The biggest blog software mistake is…

…storing the main content and comments the same way in a relational database.

I have been secretly bemoaning the transition from static sites such as the Linux Documentation Project to blogs. Static sites were very effective, because you could shape the text any way needed, without relying on a complex content type system such as Drupal’s. You just wrote in the way that best suited your content each time.

In blogs, you are constrained by the post format. Some try to build structure by breaking up a tutorial, for instance, over a series of posts, but this make navigation annoying.

On the other hand, the great strength of blogs are comments; comments are great at adding insights, corrections or suggestions, harnessing collective intelligence and the power of communities yada, yada, yada (has been repeated to death, but it’s still true).
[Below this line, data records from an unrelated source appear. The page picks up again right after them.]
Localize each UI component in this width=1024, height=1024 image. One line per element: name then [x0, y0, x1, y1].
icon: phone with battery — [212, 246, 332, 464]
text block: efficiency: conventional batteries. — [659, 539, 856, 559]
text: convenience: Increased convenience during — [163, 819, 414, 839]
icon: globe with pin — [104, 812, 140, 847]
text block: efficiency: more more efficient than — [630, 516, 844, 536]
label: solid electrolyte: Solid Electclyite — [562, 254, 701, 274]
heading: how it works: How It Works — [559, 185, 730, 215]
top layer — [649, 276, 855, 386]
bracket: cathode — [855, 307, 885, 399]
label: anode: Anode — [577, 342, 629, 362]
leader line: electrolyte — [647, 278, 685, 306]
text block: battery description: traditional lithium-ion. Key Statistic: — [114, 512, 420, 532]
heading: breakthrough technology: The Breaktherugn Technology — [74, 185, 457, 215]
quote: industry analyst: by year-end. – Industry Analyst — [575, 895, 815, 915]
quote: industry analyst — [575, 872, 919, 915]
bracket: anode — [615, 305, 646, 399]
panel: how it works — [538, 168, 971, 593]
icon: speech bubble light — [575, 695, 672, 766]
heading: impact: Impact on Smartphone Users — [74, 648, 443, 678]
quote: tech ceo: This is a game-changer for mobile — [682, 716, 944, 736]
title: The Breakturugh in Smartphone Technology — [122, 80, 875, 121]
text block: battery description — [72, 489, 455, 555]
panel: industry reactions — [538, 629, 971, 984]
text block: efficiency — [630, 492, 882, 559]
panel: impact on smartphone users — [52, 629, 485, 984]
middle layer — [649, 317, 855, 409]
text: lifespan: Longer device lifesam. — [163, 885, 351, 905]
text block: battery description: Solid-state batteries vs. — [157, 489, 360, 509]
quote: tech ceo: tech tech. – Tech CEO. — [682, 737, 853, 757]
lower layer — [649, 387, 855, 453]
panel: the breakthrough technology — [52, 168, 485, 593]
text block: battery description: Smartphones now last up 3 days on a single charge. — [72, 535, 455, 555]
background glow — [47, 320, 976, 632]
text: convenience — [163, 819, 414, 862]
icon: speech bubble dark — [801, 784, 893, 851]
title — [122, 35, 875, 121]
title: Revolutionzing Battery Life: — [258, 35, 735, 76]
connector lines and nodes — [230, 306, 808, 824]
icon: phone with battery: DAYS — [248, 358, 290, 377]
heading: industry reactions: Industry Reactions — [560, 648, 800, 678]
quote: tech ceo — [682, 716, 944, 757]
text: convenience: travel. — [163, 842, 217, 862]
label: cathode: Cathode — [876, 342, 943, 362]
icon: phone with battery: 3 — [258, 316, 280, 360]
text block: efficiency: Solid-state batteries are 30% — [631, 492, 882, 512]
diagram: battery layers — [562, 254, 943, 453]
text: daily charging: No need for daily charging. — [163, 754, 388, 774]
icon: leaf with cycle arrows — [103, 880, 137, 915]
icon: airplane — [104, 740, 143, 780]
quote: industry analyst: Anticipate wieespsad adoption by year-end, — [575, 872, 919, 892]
So we should really have the best of both; a model could be the MySQL documentation.

Luckily, the coupling between posts and comments is not that tight: a simple many to one relationship from a bunch of comments to the post they refer to, and that’s it. Relationships between posts, such as categories or tags, have no bearing whatsoever on comments, and posts need not have access to comments in any way.

In addition, the performance characteristics for posts and comments need not be similar. Posts rarely change, while if there are enough visitors, comments will be updated much more frequently. Posts can do with relatively slow writes if that helps speeding up the reads. The comment system is the only one needing relatively efficient writes.

You can conceive this situation as two parallel collections: a collection of comment documents, and a collection of post documents. In theory, the connection between the two could simply be made at the template level. That’s exactly how services such as Disqus or IntenseDebate are implemented, by inserting a javascript tag in your templates.

The big take away is that you can use completely different storage systems for comments and the main content. If you store the posts in an unstructured datastore (be it NoSQL or simply the filesystem) this frees you from having to worry about content types and defining fields each time you want to structure your content differently. Comments can be stored in whatever system you prefer.

I guess that’s all at the moment. I just may build a system to put these ideas into practice, once I have looked into the various unstructured storage solutions.